なろう警察のAI狩りの中で語られる「AI作品の見分け方」。
いつ見かけても、そんなもん「プロンプト次第だろ」というのが本音。だが、筆者にしてもAIが書く文章に対し、思うところがないわけでもない。
人間とAIの違いは、やはりその「温度」にある。
AIが生成する文章には、今のところ、まだ人間が書く作品のような「熱」が感じられない。フィジカルを持たないAIは、パラメータとマッピングでそれを表現するが、「熱を表現する際の間隔」の学習が、どうやらまだ足りていないらしい。
AIは人間と違い、小説を学習するにしても、読む順番が違う。
同時多発的に各パートを切り分け、一気にやっつけ、統合する。
あくまでもデータ処理。
異常個所のデータは、イレギュラーとして扱われ、その異常性は軽視される。
熱には、異常性が付きまとう。
しかし、AIはイレギュラーを整える。
言葉を言葉として解釈するとき、意味のある言葉であれば、AIも反応する。だが、それがリズムや違和感だけであった場合、AIには、まだその本質が理解できない。これは「解釈の領域」の話でもあり、人類もまだ習熟できていない部分であったりもする。

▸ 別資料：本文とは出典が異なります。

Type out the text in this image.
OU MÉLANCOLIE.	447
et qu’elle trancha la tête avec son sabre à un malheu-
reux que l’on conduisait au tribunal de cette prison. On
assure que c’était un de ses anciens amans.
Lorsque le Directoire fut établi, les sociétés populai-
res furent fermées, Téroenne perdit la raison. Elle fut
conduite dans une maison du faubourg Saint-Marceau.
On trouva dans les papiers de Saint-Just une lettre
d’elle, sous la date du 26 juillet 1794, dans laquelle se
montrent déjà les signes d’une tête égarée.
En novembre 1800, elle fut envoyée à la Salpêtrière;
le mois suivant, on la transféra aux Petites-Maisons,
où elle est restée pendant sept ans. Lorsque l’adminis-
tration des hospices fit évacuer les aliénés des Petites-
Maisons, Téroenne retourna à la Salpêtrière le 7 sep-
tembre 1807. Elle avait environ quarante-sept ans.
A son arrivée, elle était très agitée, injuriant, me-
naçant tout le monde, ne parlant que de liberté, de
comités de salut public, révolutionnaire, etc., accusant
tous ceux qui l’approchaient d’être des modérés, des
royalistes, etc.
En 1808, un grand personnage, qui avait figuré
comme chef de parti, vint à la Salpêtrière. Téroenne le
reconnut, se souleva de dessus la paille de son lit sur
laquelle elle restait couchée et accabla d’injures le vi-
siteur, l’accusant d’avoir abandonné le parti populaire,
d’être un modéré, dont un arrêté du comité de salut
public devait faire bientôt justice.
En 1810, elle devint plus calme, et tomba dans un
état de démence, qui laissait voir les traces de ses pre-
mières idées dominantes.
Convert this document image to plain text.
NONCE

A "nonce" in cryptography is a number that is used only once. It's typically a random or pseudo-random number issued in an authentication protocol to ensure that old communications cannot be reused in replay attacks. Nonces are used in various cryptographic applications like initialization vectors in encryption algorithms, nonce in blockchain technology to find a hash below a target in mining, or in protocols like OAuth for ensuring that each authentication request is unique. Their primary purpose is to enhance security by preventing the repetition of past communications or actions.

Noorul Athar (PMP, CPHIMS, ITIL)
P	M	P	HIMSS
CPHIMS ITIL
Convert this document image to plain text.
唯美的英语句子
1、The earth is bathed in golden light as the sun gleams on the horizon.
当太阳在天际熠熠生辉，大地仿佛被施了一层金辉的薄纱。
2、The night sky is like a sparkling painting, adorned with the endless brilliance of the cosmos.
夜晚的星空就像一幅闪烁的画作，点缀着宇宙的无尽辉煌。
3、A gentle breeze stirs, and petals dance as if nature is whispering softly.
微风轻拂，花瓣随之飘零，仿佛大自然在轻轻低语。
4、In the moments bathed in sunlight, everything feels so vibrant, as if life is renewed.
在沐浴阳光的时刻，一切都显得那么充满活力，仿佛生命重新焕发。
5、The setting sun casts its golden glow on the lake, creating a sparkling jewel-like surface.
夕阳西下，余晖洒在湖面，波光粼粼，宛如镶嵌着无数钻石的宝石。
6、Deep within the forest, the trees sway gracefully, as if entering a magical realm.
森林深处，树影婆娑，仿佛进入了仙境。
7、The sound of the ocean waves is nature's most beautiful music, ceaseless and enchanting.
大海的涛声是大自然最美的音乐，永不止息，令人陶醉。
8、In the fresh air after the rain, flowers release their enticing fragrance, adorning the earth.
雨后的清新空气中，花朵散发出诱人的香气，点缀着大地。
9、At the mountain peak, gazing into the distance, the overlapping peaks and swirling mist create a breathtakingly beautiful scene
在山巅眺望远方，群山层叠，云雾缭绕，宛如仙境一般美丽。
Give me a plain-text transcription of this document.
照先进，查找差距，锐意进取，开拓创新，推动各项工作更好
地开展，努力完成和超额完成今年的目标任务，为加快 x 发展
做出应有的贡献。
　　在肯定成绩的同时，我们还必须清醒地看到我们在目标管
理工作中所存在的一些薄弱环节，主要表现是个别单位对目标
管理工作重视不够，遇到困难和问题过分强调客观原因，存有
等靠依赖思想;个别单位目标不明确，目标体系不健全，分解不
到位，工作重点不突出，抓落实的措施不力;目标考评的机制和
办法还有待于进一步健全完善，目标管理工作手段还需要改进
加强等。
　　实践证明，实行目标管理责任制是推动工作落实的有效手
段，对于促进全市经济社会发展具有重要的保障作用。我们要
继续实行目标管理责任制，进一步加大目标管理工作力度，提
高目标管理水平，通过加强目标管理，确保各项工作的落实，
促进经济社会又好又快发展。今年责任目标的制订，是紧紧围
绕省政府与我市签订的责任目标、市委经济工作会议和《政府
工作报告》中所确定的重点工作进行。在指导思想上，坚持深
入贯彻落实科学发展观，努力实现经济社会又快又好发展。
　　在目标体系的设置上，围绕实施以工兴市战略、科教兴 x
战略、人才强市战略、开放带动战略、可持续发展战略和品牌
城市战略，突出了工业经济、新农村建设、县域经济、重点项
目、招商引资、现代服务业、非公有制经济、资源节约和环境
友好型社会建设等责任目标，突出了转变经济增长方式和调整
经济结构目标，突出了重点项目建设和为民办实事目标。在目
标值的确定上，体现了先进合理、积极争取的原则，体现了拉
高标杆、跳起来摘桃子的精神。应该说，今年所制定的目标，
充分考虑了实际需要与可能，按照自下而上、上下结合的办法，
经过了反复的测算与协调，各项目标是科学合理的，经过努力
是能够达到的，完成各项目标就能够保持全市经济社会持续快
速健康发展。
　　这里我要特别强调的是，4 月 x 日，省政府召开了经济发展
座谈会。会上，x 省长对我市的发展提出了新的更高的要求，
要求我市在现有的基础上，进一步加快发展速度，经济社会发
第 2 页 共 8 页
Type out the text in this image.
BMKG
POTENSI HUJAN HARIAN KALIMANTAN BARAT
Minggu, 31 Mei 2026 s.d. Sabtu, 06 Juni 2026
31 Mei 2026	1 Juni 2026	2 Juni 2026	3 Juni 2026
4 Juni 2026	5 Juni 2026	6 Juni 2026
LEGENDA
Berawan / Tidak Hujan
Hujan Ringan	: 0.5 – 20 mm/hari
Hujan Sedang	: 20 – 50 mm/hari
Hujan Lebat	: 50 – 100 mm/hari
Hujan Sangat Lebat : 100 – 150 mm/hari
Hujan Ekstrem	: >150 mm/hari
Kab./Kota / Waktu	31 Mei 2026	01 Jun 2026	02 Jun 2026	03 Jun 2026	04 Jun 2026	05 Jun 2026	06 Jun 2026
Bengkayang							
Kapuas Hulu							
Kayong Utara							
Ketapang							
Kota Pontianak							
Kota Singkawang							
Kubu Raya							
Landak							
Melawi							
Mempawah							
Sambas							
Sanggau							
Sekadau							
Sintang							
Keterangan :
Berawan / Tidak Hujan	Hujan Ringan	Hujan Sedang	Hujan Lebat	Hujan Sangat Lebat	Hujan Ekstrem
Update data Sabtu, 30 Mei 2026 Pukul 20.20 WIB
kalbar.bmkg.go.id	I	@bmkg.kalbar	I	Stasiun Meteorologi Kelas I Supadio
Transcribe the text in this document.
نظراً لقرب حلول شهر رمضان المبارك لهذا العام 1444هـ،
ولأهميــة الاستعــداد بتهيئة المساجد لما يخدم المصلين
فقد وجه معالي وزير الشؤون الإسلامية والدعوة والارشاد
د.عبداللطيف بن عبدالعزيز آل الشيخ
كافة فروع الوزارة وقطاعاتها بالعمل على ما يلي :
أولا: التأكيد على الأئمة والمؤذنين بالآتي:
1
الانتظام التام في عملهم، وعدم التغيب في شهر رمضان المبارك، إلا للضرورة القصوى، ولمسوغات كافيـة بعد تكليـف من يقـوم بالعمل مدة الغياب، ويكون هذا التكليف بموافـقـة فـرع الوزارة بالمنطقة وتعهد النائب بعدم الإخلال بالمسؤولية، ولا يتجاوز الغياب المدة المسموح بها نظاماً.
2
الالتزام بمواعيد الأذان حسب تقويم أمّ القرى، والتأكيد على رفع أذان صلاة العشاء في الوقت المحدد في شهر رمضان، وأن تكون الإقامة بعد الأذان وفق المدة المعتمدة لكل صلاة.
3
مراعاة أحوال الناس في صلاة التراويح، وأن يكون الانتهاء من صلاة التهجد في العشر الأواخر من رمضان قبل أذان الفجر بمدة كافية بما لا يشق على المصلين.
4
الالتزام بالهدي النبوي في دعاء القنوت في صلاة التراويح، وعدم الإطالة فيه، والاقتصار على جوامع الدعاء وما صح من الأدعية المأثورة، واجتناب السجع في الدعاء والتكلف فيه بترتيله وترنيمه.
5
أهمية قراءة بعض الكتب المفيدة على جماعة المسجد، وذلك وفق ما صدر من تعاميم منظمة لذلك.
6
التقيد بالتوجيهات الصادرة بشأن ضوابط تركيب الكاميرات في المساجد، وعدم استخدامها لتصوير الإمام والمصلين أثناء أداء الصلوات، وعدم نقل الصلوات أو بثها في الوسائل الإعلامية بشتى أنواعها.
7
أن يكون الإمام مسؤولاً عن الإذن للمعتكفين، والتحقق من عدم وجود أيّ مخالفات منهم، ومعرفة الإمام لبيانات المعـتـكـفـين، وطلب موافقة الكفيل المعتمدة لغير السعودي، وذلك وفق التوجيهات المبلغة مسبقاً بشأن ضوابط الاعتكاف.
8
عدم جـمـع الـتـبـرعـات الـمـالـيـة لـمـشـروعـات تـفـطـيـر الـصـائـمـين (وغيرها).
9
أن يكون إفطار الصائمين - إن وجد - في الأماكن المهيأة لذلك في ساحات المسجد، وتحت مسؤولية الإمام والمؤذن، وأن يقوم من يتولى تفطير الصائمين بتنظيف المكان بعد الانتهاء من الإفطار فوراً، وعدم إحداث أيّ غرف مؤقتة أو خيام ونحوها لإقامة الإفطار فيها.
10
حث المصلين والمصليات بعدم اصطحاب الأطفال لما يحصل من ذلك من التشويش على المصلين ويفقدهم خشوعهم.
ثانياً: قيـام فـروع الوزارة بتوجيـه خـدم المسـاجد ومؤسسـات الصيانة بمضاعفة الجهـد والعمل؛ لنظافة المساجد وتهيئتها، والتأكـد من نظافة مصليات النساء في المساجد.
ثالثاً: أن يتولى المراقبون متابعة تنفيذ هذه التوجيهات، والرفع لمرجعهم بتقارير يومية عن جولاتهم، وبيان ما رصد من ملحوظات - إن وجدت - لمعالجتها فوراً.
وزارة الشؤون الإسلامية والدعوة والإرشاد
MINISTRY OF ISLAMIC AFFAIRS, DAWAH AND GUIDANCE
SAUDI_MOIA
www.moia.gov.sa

オブジェクトとして、何となく、漠然と伝わって来る作者の熱、焦燥。この構造に対する学習が、まだAIには足りてないわけだが、これはほとんどの素人作家にとっても同じ課題。その違いをなろうで見分けようとするのは、プロの小説家でも難しい話である。
この説は、作品が持つ「音楽性」として、語る方が正解かもしれない。「無音の鼓動」が聴こえてくるのが、熱を持った作品で、AIは、その「音の鳴らし方」についての学習が、まだ不足している。